In der Nacht ihres Gartens-
sechs Zigeunerinnen
in weißen Gewändern
tanzen.

In der Nacht ihres Gartens-
Jasmingewinde
und Rosen aus Papier
auf dem Kopfe.

In der Nacht ihres Gartens-
mit perlmutten Zähnen
schreiben sie den Schatten
den verbrannten.

Und in der Nacht ihres Gartens
längen sich die Schatten,
erreichen maulbeerfarben,
den Himmel.

Bis dann.....
Enigma


 hugo1 antwortete am 22.05.05 (21:30):

hallo nasti guck doch mal unternachfolgender addi nach
da kannste seine Gedichte in/auf deutsch geniessen,
leider ist dieser Mann sehr jung verstorben.

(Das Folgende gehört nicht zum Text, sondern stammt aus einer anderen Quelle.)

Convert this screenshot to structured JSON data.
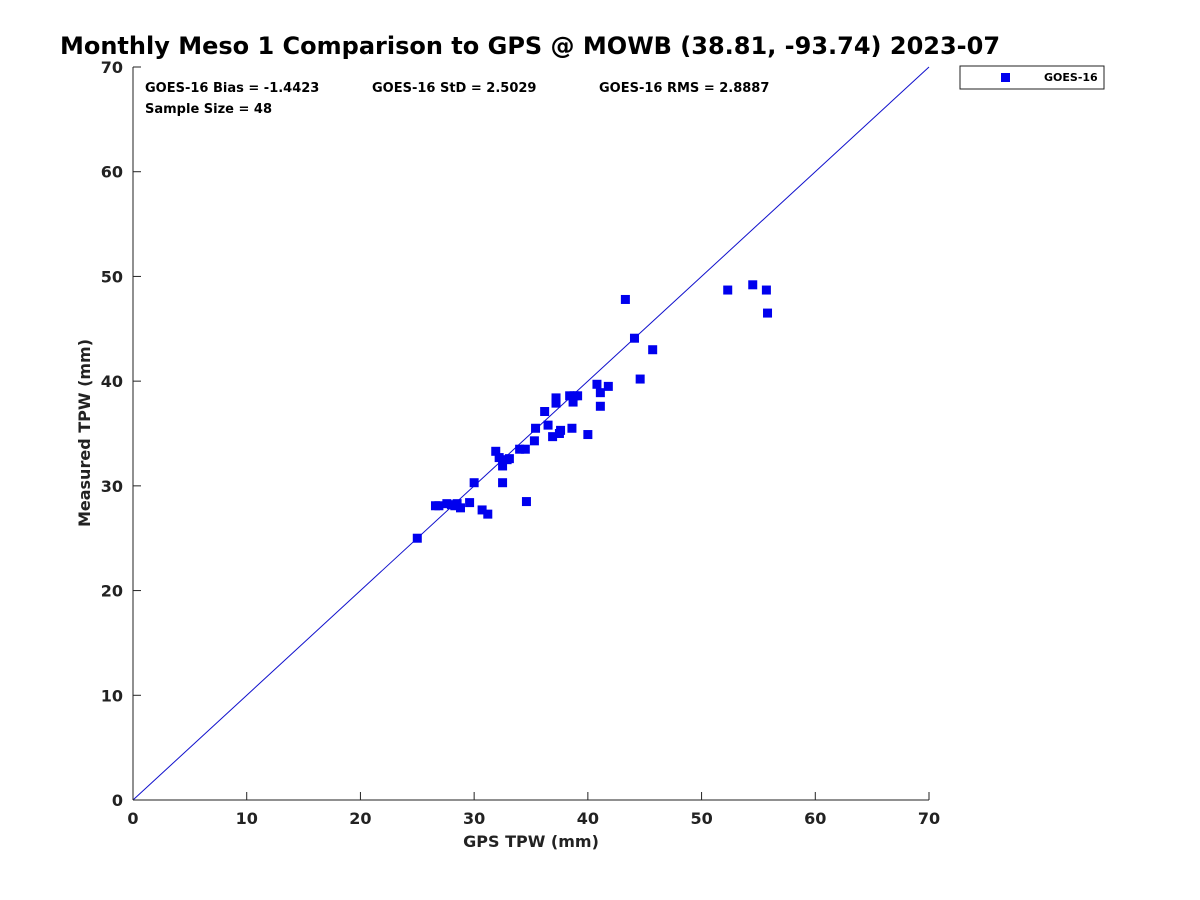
{
  "chart_data": {
    "type": "scatter",
    "title": "Monthly Meso 1 Comparison to GPS @ MOWB (38.81, -93.74) 2023-07",
    "xlabel": "GPS TPW (mm)",
    "ylabel": "Measured TPW (mm)",
    "xlim": [
      0,
      70
    ],
    "ylim": [
      0,
      70
    ],
    "xticks": [
      "0",
      "10",
      "20",
      "30",
      "40",
      "50",
      "60",
      "70"
    ],
    "yticks": [
      "0",
      "10",
      "20",
      "30",
      "40",
      "50",
      "60",
      "70"
    ],
    "grid": false,
    "legend": {
      "position": "top-right",
      "entries": [
        "GOES-16"
      ]
    },
    "annotations": {
      "bias": "GOES-16 Bias = -1.4423",
      "std": "GOES-16 StD = 2.5029",
      "rms": "GOES-16 RMS = 2.8887",
      "sample": "Sample Size = 48"
    },
    "reference_line": {
      "x": [
        0,
        70
      ],
      "y": [
        0,
        70
      ],
      "color": "#1010cc"
    },
    "series": [
      {
        "name": "GOES-16",
        "color": "#0000ee",
        "marker": "square",
        "points": [
          [
            25.0,
            25.0
          ],
          [
            26.6,
            28.1
          ],
          [
            26.9,
            28.1
          ],
          [
            27.6,
            28.3
          ],
          [
            28.0,
            28.2
          ],
          [
            28.3,
            28.1
          ],
          [
            28.5,
            28.3
          ],
          [
            28.8,
            27.9
          ],
          [
            29.6,
            28.4
          ],
          [
            30.0,
            30.3
          ],
          [
            30.7,
            27.7
          ],
          [
            31.2,
            27.3
          ],
          [
            31.9,
            33.3
          ],
          [
            32.2,
            32.7
          ],
          [
            32.5,
            31.9
          ],
          [
            32.5,
            30.3
          ],
          [
            32.9,
            32.5
          ],
          [
            34.0,
            33.5
          ],
          [
            34.5,
            33.5
          ],
          [
            34.6,
            28.5
          ],
          [
            35.3,
            34.3
          ],
          [
            35.4,
            35.5
          ],
          [
            36.2,
            37.1
          ],
          [
            36.5,
            35.8
          ],
          [
            36.9,
            34.7
          ],
          [
            37.2,
            38.4
          ],
          [
            37.2,
            37.9
          ],
          [
            37.5,
            35.0
          ],
          [
            37.6,
            35.3
          ],
          [
            38.4,
            38.6
          ],
          [
            38.6,
            35.5
          ],
          [
            38.7,
            38.0
          ],
          [
            38.8,
            38.6
          ],
          [
            39.1,
            38.6
          ],
          [
            40.0,
            34.9
          ],
          [
            40.8,
            39.7
          ],
          [
            41.1,
            38.9
          ],
          [
            41.1,
            37.6
          ],
          [
            41.8,
            39.5
          ],
          [
            43.3,
            47.8
          ],
          [
            44.1,
            44.1
          ],
          [
            44.6,
            40.2
          ],
          [
            45.7,
            43.0
          ],
          [
            52.3,
            48.7
          ],
          [
            54.5,
            49.2
          ],
          [
            55.7,
            48.7
          ],
          [
            55.8,
            46.5
          ],
          [
            33.1,
            32.6
          ]
        ]
      }
    ]
  }
}
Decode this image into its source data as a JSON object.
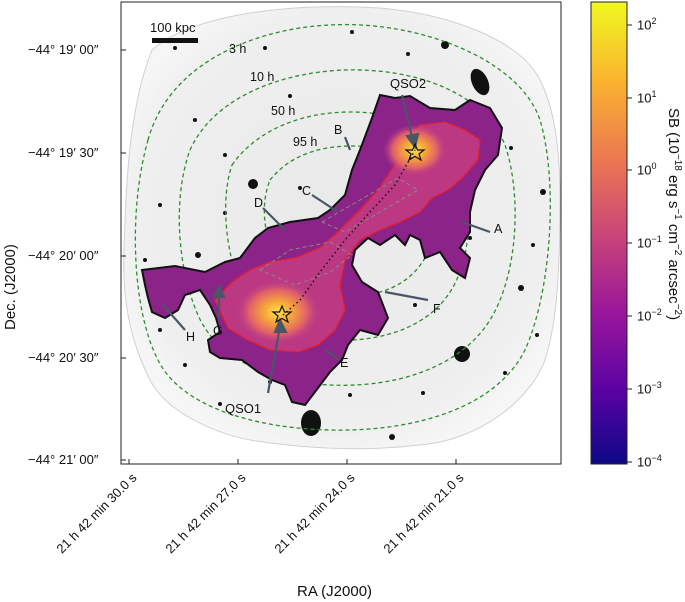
{
  "figure": {
    "dec_ticks": [
      "−44° 19′ 00″",
      "−44° 19′ 30″",
      "−44° 20′ 00″",
      "−44° 20′ 30″",
      "−44° 21′ 00″"
    ],
    "ra_ticks": [
      "21 h 42 min 30.0 s",
      "21 h 42 min 27.0 s",
      "21 h 42 min 24.0 s",
      "21 h 42 min 21.0 s"
    ],
    "ylabel": "Dec. (J2000)",
    "xlabel": "RA (J2000)",
    "scale_bar_label": "100 kpc",
    "contour_labels": [
      "3 h",
      "10 h",
      "50 h",
      "95 h"
    ],
    "region_labels": [
      "A",
      "B",
      "C",
      "D",
      "E",
      "F",
      "G",
      "H"
    ],
    "quasar_labels": [
      "QSO1",
      "QSO2"
    ],
    "colorbar": {
      "label_main": "SB (10",
      "label_exp1": "−18",
      "label_mid": " erg s",
      "label_exp2": "−1",
      "label_mid2": " cm",
      "label_exp3": "−2",
      "label_mid3": " arcsec",
      "label_exp4": "−2",
      "label_end": ")",
      "tick_base": "10",
      "tick_exponents": [
        "2",
        "1",
        "0",
        "−1",
        "−2",
        "−3",
        "−4"
      ],
      "colors": [
        "#0d0887",
        "#5b02a3",
        "#9a179b",
        "#cb4678",
        "#eb7852",
        "#fbb32f",
        "#f0f921"
      ]
    },
    "colors": {
      "contour_green": "#2e8b2e",
      "nebula_outer": "#7a1a7a",
      "nebula_mid": "#c23b7a",
      "nebula_core": "#f6a33a",
      "red_contour": "#e8202a",
      "arrow": "#4a5566"
    }
  }
}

Internet-Tipp: https://www.deutsche-liebeslyrik.de/fremd/petofi.htm#g2


 nasti antwortete am 22.05.05 (22:10):

Danke Enigma,
wo hast du Lorca gefunden? kannst du mir das verraten?

Danke

LG

Zichy


 Enigma antwortete am 23.05.05 (08:01):

Guten Morgen

@Hugo1
Ein sehr schöner Link. Von dem kann ich auch profitieren. :-)

@Nasti
Leider habe ich im Moment auch nur das eine von Lorca gefunden.
Vielleicht später mehr. Aber erstmal fahre ich jetzt etwas weg.
Bis Anfang Juni also.
Ciao

Und noch eines zur "Vergänglichkeit":

Christian Morgenstern
Zwischen Weinen und Lachen

Zwischen Weinen und Lachen
schwingt die Schaukel des Lebens.
Zwischen Weinen und Lachen
fliegt in ihr der Mensch.

Eine Mondgöttin
und eine Sonnengöttin
stoßen im Spiel sie
hinüber, herüber.
In der Mitte gelagert:
Die breite Zone
eintöniger Dämmerung.

Hält das Helioskind
schelmisch die Schaukel an,
übermütige Scherze,
weiche Glückseligkeit
dem Wiege-Gast
ins Herz jubelnd,
dann färbt sich rosig,
schwingt er zurück,
das graue Zwielicht,
und jauchzend schwört er
dem goldigen Dasein
dankbare Treue.

Hat ihn die eisige Hand
der Selenetochter berührt,
hat ihn ihr starres Aug,
Tod und Vergänglichkeit redend,
schauerlich angeglast,
dann senkt er das Haupt,
und der Frost seiner Seele
ruft nach erlösenden Tränen.
Aschfahl und freudlos
nüchtert ihm nun
das Dämmer entgegen.
Wie dünkt ihm die Welt nun
öde und schal.

Aber je höher die eine Göttin
die Schaukel zu sich emporzieht -
je höher
schießt sie auch drüben empor.
Höchstes Lachen
und höchstes Weinen,
eines Schaukelschwungs
Gipfel sind sie.

Wenn die Himmlischen endlich
des Spieles müde,
dann wiegt sie sich
langsam aus.
Und zuletzt
steht sie still
und mit ihr das Herz
des, der in ihr saß.

Zwischen Weinen und Lachen
schwingt die Schaukel des Lebens.
Zwischen Weinen und Lachen
fliegt in ihr der Mensch.

Ist das nicht immer noch sehr lebensnah?